For a few days prior to Christmas, I had been holding onto the hope that it was exhaustion; not being able to focus on anything and wanting merely to sit quietly staring at the wall. However I couldn’t sit, I had too much to do. So I rationalised as I so often have that it was just tiredness.
Sunday after Christmas I was preaching again but it was just pants. I felt sick before, during and after, completely and utterly that this is it. Finished.
But I have been in the desert and the pit often enough that I have coping skills for staying there and equally coping skills for getting out.
Yesterday was day one, Monday, December 29th, 2014 is the day I will mark down as the day I held my hands up to the Lord and asked for deliverance from the pit. There is part of the job that I have to do, keep busy, get physically tired, read scripture, pray and spend time outside breathing in God’s beautiful clear air.

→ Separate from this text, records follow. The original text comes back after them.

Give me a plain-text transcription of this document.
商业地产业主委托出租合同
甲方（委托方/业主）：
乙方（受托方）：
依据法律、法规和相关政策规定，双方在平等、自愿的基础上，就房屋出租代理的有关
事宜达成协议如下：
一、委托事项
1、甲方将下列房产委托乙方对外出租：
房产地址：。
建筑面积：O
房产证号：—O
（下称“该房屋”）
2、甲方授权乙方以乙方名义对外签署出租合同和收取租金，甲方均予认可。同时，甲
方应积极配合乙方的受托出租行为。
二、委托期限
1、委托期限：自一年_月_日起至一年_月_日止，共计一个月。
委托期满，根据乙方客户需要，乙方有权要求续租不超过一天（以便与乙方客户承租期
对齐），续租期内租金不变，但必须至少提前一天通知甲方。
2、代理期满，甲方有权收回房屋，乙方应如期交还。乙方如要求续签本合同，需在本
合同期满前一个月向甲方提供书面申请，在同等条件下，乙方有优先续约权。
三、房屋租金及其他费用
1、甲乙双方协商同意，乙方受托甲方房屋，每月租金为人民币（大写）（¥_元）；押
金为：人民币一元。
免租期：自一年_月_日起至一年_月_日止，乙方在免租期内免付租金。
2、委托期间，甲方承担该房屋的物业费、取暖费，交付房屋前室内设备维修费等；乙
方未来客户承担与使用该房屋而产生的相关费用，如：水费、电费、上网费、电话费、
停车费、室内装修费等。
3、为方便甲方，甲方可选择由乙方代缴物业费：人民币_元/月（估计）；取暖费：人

I had to prepare a talk for Castleisland and take care of my two cared for people, cook dinner, make lunch, get some messages, make something for the meeting in Castleisland so I just added in a 3-mile walk with Lorelei thinking that would be enough. Life doesn’t ever work out how we want it and my hot water system exploded pouring muddy water all over the floor.
Chaos ensued but I have to single out the level-headedness of one DL, who came to my rescue, thanking the Lord for good Christian men and then a plumber of impeccable pedigree sorted out my pipes.

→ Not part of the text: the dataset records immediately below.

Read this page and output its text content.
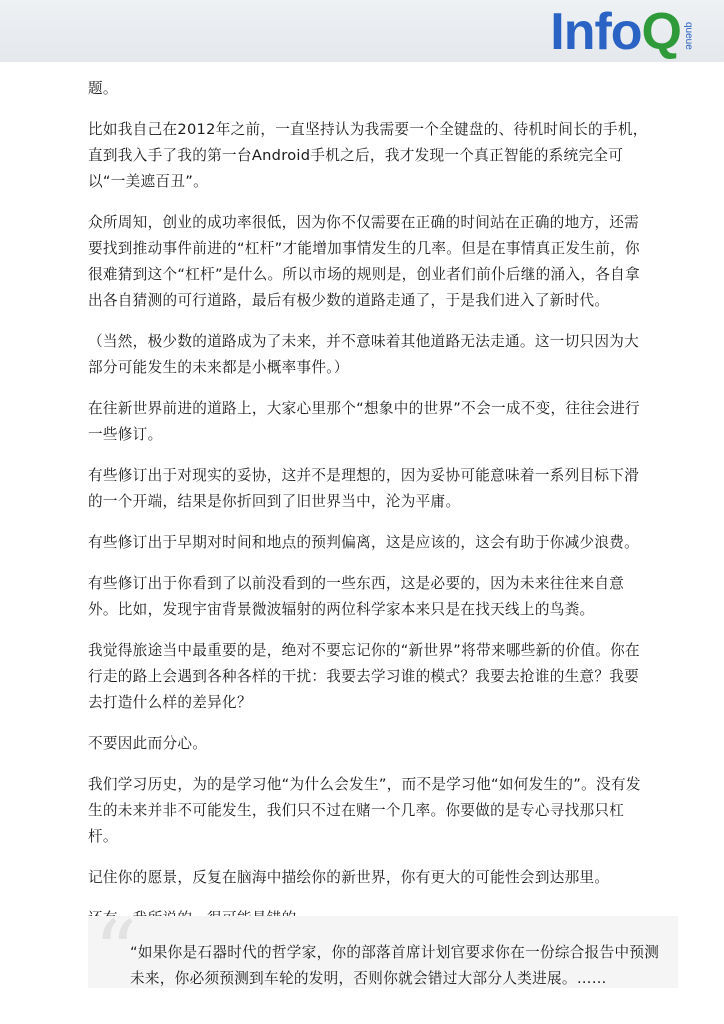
InfoQ queue

题。

比如我自己在2012年之前，一直坚持认为我需要一个全键盘的、待机时间长的手机，直到我入手了我的第一台Android手机之后，我才发现一个真正智能的系统完全可以“一美遮百丑”。

众所周知，创业的成功率很低，因为你不仅需要在正确的时间站在正确的地方，还需要找到推动事件前进的“杠杆”才能增加事情发生的几率。但是在事情真正发生前，你很难猜到这个“杠杆”是什么。所以市场的规则是，创业者们前仆后继的涌入，各自拿出各自猜测的可行道路，最后有极少数的道路走通了，于是我们进入了新时代。

（当然，极少数的道路成为了未来，并不意味着其他道路无法走通。这一切只因为大部分可能发生的未来都是小概率事件。）

在往新世界前进的道路上，大家心里那个“想象中的世界”不会一成不变，往往会进行一些修订。

有些修订出于对现实的妥协，这并不是理想的，因为妥协可能意味着一系列目标下滑的一个开端，结果是你折回到了旧世界当中，沦为平庸。

有些修订出于早期对时间和地点的预判偏离，这是应该的，这会有助于你减少浪费。

有些修订出于你看到了以前没看到的一些东西，这是必要的，因为未来往往来自意外。比如，发现宇宙背景微波辐射的两位科学家本来只是在找天线上的鸟粪。

我觉得旅途当中最重要的是，绝对不要忘记你的“新世界”将带来哪些新的价值。你在行走的路上会遇到各种各样的干扰：我要去学习谁的模式？我要去抢谁的生意？我要去打造什么样的差异化？

不要因此而分心。

我们学习历史，为的是学习他“为什么会发生”，而不是学习他“如何发生的”。没有发生的未来并非不可能发生，我们只不过在赌一个几率。你要做的是专心寻找那只杠杆。

记住你的愿景，反复在脑海中描绘你的新世界，你有更大的可能性会到达那里。

“
“如果你是石器时代的哲学家，你的部落首席计划官要求你在一份综合报告中预测未来，你必须预测到车轮的发明，否则你就会错过大部分人类进展。……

So no baking, no putting on preacher clothes, my day was spent on my knees cleaning mud and water. Arriving at the meeting covered in muck and bought confectionery, I didn’t know what to apologise for more.
But I delivered the message without notes (for the first time) and although short was well received. R. didn’t fall asleep, always a good sign!
My confidence is still low, but I am not in the pit anymore, I refuse point blank to wallow in depressive tendencies – so easy to sit in the miry pit. If I succumbed to it and sat in it, it would be only to fulfil a self-prophecy of failure, to self-sabotage – because I know and am affirmed as recently as last night that this is not God’s plan.
‘I have told you these things, so that in me you may have peace. In this world, you will have trouble. But take heart! I have overcome the world.’